“GM technology is very useful for us. The world is taking advantage of it. GM technology seeds should be reached to farmers so that their cost comes down,” said Rajendra Singh Paroda, former secretary, Department of Agricultural Research and Education and one of six-members of the Technical Expert Committee (TEC) advising the Supreme Court on GM crops. “Whether it is maize, soybean or canola (rapeseed or mustard) we need to give importance to them.”
Paroda made the remarks at a seminar in Delhi organized by the Indian Society of Seed Technology in the fourth week of January, on “food security through augmented seed supply under climate uncertainties.”
There is no pending application for approval of GM soybean or GM maize before the Genetic Engineering Appraisal Committee, but that of GM mustard has been awaiting its nod for more than a year. The GM mustard hybrid has been developed by a team of Delhi University scientists led by geneticist Deepak Pental. But it has missed the 2016 rabi planting season.
Paroda said the public and private sectors must build on each other’s strengths. The public sector is good at research in seeds but not in mass producing them. He recalled the days when hybrids of maize, bajra and jowar did not reach farmers in adequate quantities till the involvement of the private sector. “We took a policy decision that breeder seeds would be given to the private sector free, without any conditions.”
Paroda referred to the National Seed Project or the All India Coordinated Research Project on Seed in 1979-80 with 14 seed technology research centres and an equal number of breed seed production centres. He said there should be research in seed planning and a five-year rolling plan. Farmers should be involved in seed production.

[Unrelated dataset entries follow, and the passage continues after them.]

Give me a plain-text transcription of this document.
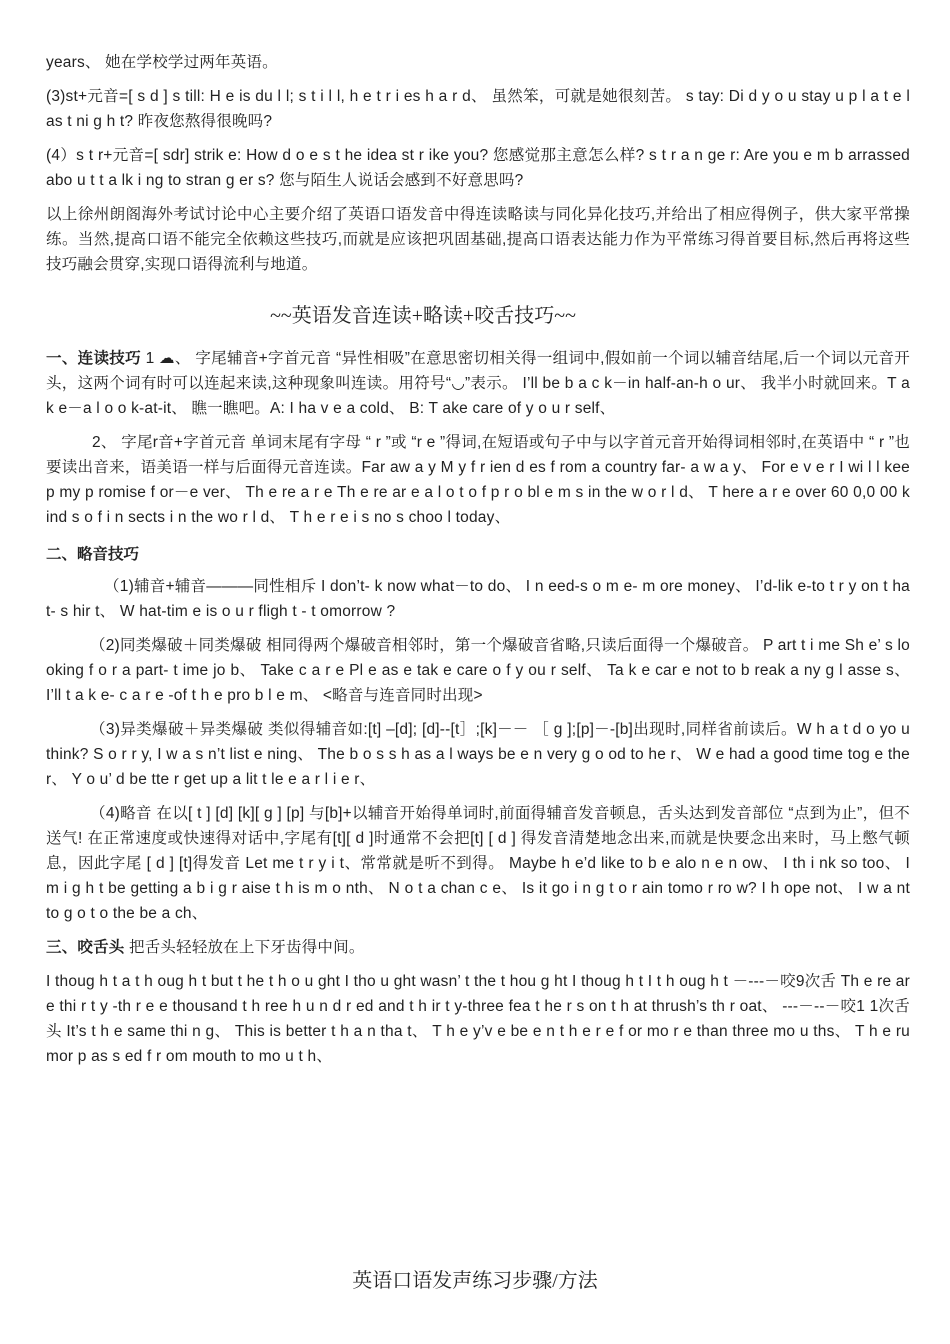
years、 她在学校学过两年英语。

(3)st+元音=[ s d ] s till: H e is du l l; s t i l l, h e t r i es h a r d、 虽然笨，可就是她很刻苦。 s tay: Di d y o u stay u p l a t e las t ni g h t? 昨夜您熬得很晚吗?

(4）s t r+元音=[ sdr] strik e: How d o e s t he idea st r ike you? 您感觉那主意怎么样? s t r a n ge r: Are you e m b arrassed abo u t t a lk i ng to stran g er s? 您与陌生人说话会感到不好意思吗?

以上徐州朗阁海外考试讨论中心主要介绍了英语口语发音中得连读略读与同化异化技巧,并给出了相应得例子，供大家平常操练。当然,提高口语不能完全依赖这些技巧,而就是应该把巩固基础,提高口语表达能力作为平常练习得首要目标,然后再将这些技巧融会贯穿,实现口语得流利与地道。

~~英语发音连读+略读+咬舌技巧~~

一、连读技巧 1 ☁、 字尾辅音+字首元音 “异性相吸”在意思密切相关得一组词中,假如前一个词以辅音结尾,后一个词以元音开头，这两个词有时可以连起来读,这种现象叫连读。用符号“◡”表示。 I’ll be b a c k－in half-an-h o ur、 我半小时就回来。T a k e－a l o o k-at-it、 瞧一瞧吧。A: I ha v e a cold、 B: T ake care of y o u r self、

2、 字尾r音+字首元音 单词末尾有字母 “ r ”或 “r e ”得词,在短语或句子中与以字首元音开始得词相邻时,在英语中 “ r ”也要读出音来，语美语一样与后面得元音连读。Far aw a y M y f r ien d es f rom a country far- a w a y、 For e v e r I wi l l keep my p romise f or－e ver、 Th e re a r e Th e re ar e a l o t o f p r o bl e m s in the w o r l d、 T here a r e over 60 0,0 00 kind s o f i n sects i n the wo r l d、 T h e r e i s no s choo l today、

二、略音技巧

（1)辅音+辅音———同性相斥 I don’t- k now what－to do、 I n eed-s o m e- m ore money、 I’d-lik e-to t r y on t hat- s hir t、 W hat-tim e is o u r fligh t - t omorrow ?

（2)同类爆破＋同类爆破 相同得两个爆破音相邻时，第一个爆破音省略,只读后面得一个爆破音。 P art t i me Sh e’ s looking f o r a part- t ime jo b、 Take c a r e Pl e as e tak e care o f y ou r self、 Ta k e car e not to b reak a ny g l asse s、 I’ll t a k e- c a r e -of t h e pro b l e m、 <略音与连音同时出现>

（3)异类爆破＋异类爆破 类似得辅音如:[t] –[d]; [d]--[t］;[k]－－ ［ g ];[p]－-[b]出现时,同样省前读后。W h a t d o yo u think? S o r r y, I w a s n’t list e ning、 The b o s s h as a l ways be e n very g o od to he r、 W e had a good time tog e ther、 Y o u’ d be tte r get up a lit t le e a r l i e r、

（4)略音 在以[ t ] [d] [k][ g ] [p] 与[b]+以辅音开始得单词时,前面得辅音发音顿息，舌头达到发音部位 “点到为止”，但不送气! 在正常速度或快速得对话中,字尾有[t][ d ]时通常不会把[t] [ d ] 得发音清楚地念出来,而就是快要念出来时，马上憋气顿息，因此字尾 [ d ] [t]得发音 Let me t r y i t、常常就是听不到得。 Maybe h e’d like to b e alo n e n ow、 I th i nk so too、 I m i g h t be getting a b i g r aise t h is m o nth、 N o t a chan c e、 Is it go i n g t o r ain tomo r ro w? I h ope not、 I w a nt to g o t o the be a ch、

三、咬舌头 把舌头轻轻放在上下牙齿得中间。

I thoug h t a t h oug h t but t he t h o u ght I tho u ght wasn’ t the t hou g ht I thoug h t I t h oug h t －---－咬9次舌 Th e re are thi r t y -th r e e thousand t h ree h u n d r ed and t h ir t y-three fea t he r s on t h at thrush’s th r oat、 ---－--－咬1 1次舌头 It’s t h e same thi n g、 This is better t h a n tha t、 T h e y’v e be e n t h e r e f or mo r e than three mo u ths、 T h e rumor p as s ed f r om mouth to mo u t h、

英语口语发声练习步骤/方法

Paroda said the National Gene Bank with 400,000 accretions would not serve its purpose if it held on to germplasm (genetic material collected for breeding) and did not share it with the private sector. It has not been doing so for about eight years, Paroda said, despite India signing the Food and Agricultural Organisation’s Standard Material Transfer Agreement. He said there could be reservations about sharing the material with foreign corporations, but why should Indian companies be shunned?
The public sector’s share in hybrid seeds was marginal. In vegetables, all the research is being done by the private sector. Paroda wanted the subsidy on seeds supplied by the public sector to be extended to those sold by the private sector as well.
India needs better seed accreditation laboratories and the private sector should be allowed to set them up, Paroda said. India must also push the use of hybrid seeds. Single-cross hybrids have doubled maize production in the past ten years. But there is no data about how much maize area they cover. It is estimated that they cover half the area. For the other half to be quickly covered, the private sector must be incentivised, he said.
Paroda also called for the promotion of rice hybrids. In China, 18 million hectares of 33 million ha under rice is planted with hybrids. These yield one tonne more per hectare. India has 44 million ha under rice, but only 2 million ha is planted with hybrids.
Paroda said quality seeds were important to achieve the goal of doubling farmers’ incomes by 2022. Studies have shown that good seeds reduce risk by 20 percent. He called upon Minister of State for Agriculture, Parshottam Rupala to get the seeds bill of 2004 enacted. For his part, Rupala, who inaugurated the event, sought a list of actionable points. He said as agriculture minister of Gujarat he had supported the cultivation of Bt cotton in 2002, despite being vilified as an agent of multinational corporations. Developers of GM mustard will be hoping he will play as supportive a role.